Around Sao Paulo and its neighboring cities, she said, it’s not an unusual site to see a sky speckled by spiders. The species, Anelosimus eximius, can be found from Panama to Argentina and lives in colonies sometimes comprised of thousands of individuals. Each spider is around the size of a pencil eraser. As Examiner reports, the species’ webs can stretch from the ground up to tree canopies or human constructions 65 feet high.

If strong winds come along, the web may detach from its anchors, carrying the spiders and their ruined home to new sites where they appear to “rain down.” Catching rides on the wind–en mass–was likely what happened in Santo Antonio da Platina.
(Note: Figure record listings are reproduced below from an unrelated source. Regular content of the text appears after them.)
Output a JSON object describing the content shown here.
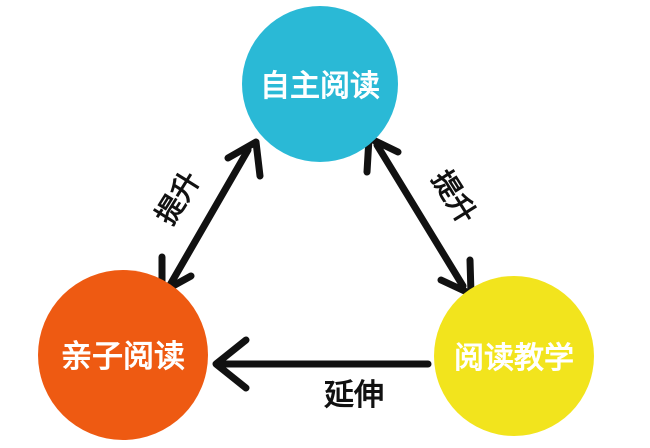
{
  "nodes": {
    "top": {
      "label": "自主阅读",
      "color": "#2ab9d6"
    },
    "left": {
      "label": "亲子阅读",
      "color": "#ee5a12"
    },
    "right": {
      "label": "阅读教学",
      "color": "#f2e41d"
    }
  },
  "edges": {
    "left_edge": {
      "label": "提升"
    },
    "right_edge": {
      "label": "提升"
    },
    "bottom_edge": {
      "label": "延伸"
    }
  }
}
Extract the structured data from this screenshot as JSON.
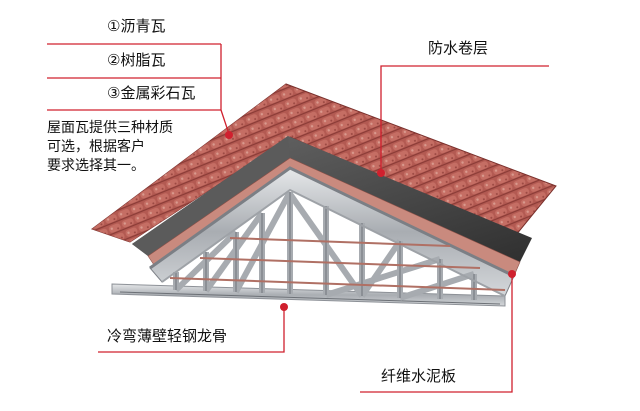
{
  "roof_tile_options": [
    {
      "label": "①沥青瓦"
    },
    {
      "label": "②树脂瓦"
    },
    {
      "label": "③金属彩石瓦"
    }
  ],
  "roof_tile_note": [
    "屋面瓦提供三种材质",
    "可选，根据客户",
    "要求选择其一。"
  ],
  "waterproof_label": "防水卷层",
  "frame_label": "冷弯薄壁轻钢龙骨",
  "board_label": "纤维水泥板",
  "colors": {
    "leader_line": "#d0202e",
    "tile": "#b85a52",
    "membrane": "#4a4a4a",
    "steel": "#b9bcbf",
    "board": "#c98a7e"
  }
}
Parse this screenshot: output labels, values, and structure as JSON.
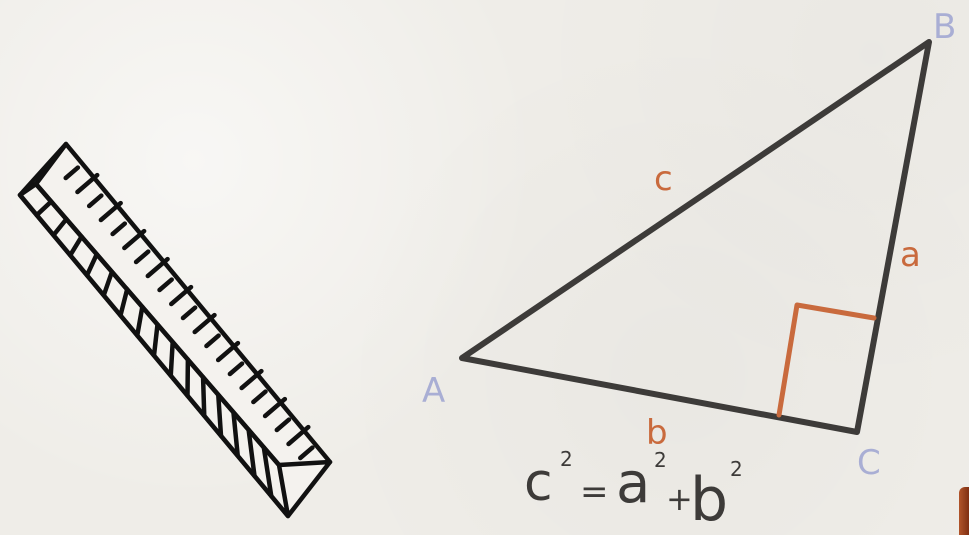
{
  "colors": {
    "background": "#efede8",
    "triangle_stroke": "#3d3b39",
    "vertex_label": "#a9aed4",
    "side_label": "#c96a3d",
    "right_angle_marker": "#c96a3d",
    "ruler_stroke": "#111111"
  },
  "triangle": {
    "vertices": {
      "A": "A",
      "B": "B",
      "C": "C"
    },
    "sides": {
      "a": "a",
      "b": "b",
      "c": "c"
    }
  },
  "formula": {
    "c": "c",
    "c_exp": "2",
    "equals": "=",
    "a": "a",
    "a_exp": "2",
    "plus": "+",
    "b": "b",
    "b_exp": "2"
  },
  "icons": [
    "ruler-icon",
    "right-angle-marker-icon"
  ]
}
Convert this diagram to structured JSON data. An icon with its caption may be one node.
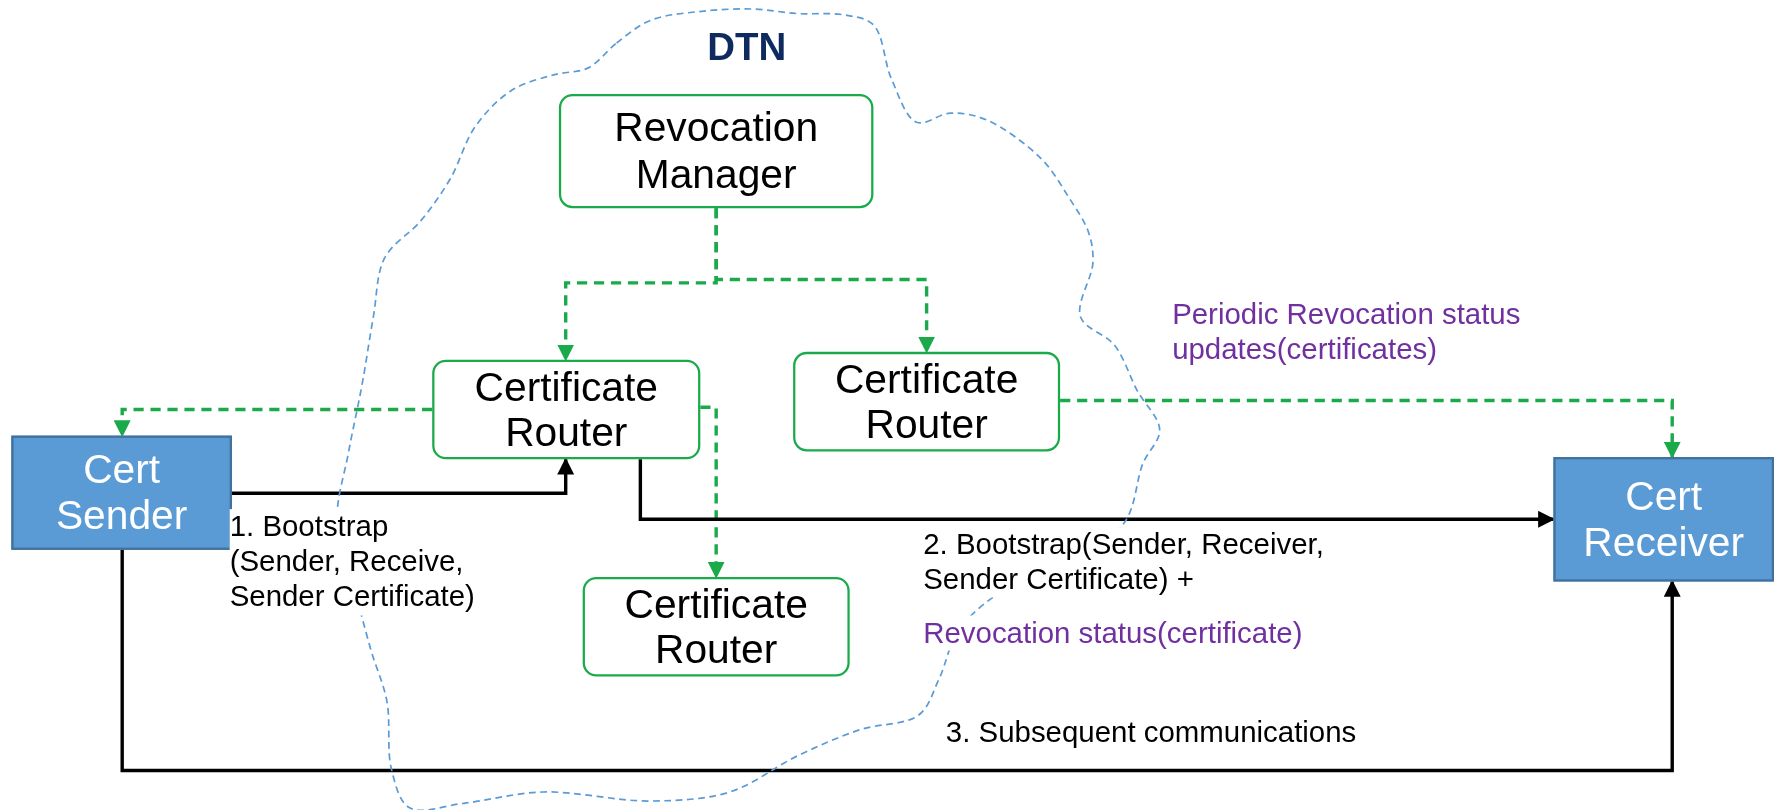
{
  "diagram": {
    "nodes": [
      {
        "text": [
          "DTN"
        ]
      },
      {
        "text": [
          "Revocation Manager"
        ],
        "in": 0
      },
      {
        "text": [
          "Certificate Router"
        ],
        "in": 0
      },
      {
        "text": [
          "Certificate Router"
        ],
        "in": 0
      },
      {
        "text": [
          "Certificate Router"
        ],
        "in": 0
      },
      {
        "text": [
          "Cert Sender"
        ]
      },
      {
        "text": [
          "Cert Receiver"
        ]
      }
    ],
    "edges": [
      {
        "from": 1,
        "to": 2,
        "arrow": "to",
        "style": "dashed"
      },
      {
        "from": 1,
        "to": 3,
        "arrow": "to",
        "style": "dashed"
      },
      {
        "from": 2,
        "to": 5,
        "arrow": "to",
        "style": "dashed"
      },
      {
        "from": 2,
        "to": 4,
        "arrow": "to",
        "style": "dashed"
      },
      {
        "from": 3,
        "to": 6,
        "arrow": "to",
        "style": "dashed",
        "label": "Periodic Revocation status updates(certificates)"
      },
      {
        "from": 5,
        "to": 2,
        "arrow": "to",
        "color": "#000000",
        "label": "1. Bootstrap (Sender, Receive, Sender Certificate)"
      },
      {
        "from": 2,
        "to": 6,
        "arrow": "to",
        "color": "#000000",
        "label": "2. Bootstrap(Sender, Receiver, Sender Certificate) +"
      },
      {
        "from": 5,
        "to": 6,
        "arrow": "to",
        "color": "#000000",
        "label": "3. Subsequent communications"
      }
    ],
    "labels": [
      "Revocation status(certificate)"
    ]
  }
}
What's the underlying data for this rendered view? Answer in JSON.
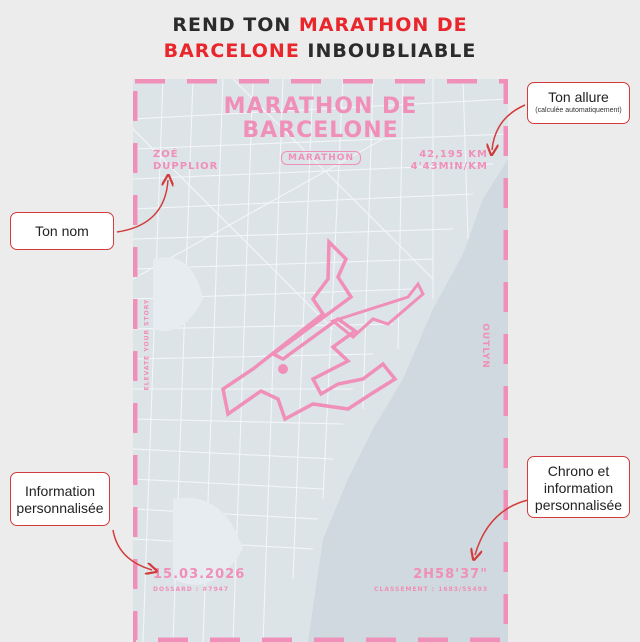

While the humans gawked below, the flustered spiders were simply trying to pull themselves together after an unexpected journey from some forest or park.

Before North American readers breathe a sigh of relief that this isn’t happening a bit closer to home, however, it’s worth noting that similar colonies live in Texas. In Lake Tawakoni State Park, just east of Dallas, Guatemalan long-jawed spiders construct enormous webs covering up to 600 foot stretches. The spiders build the huge webs in less than two weeks. Researchers think the spiders achieve such sudden engineering feats thanks to their “remarkable reproductive capabilities and ability to disperse by ballooning,” according to A Field Guide of Scorpions and Spiders of Texas.

So far, Dallas residents haven’t reported massive sheets of webs and their arachnid residents “ballooning” into backyards. But, as witnessed by residents of Santo Antonio da Platina,  stranger things have happened.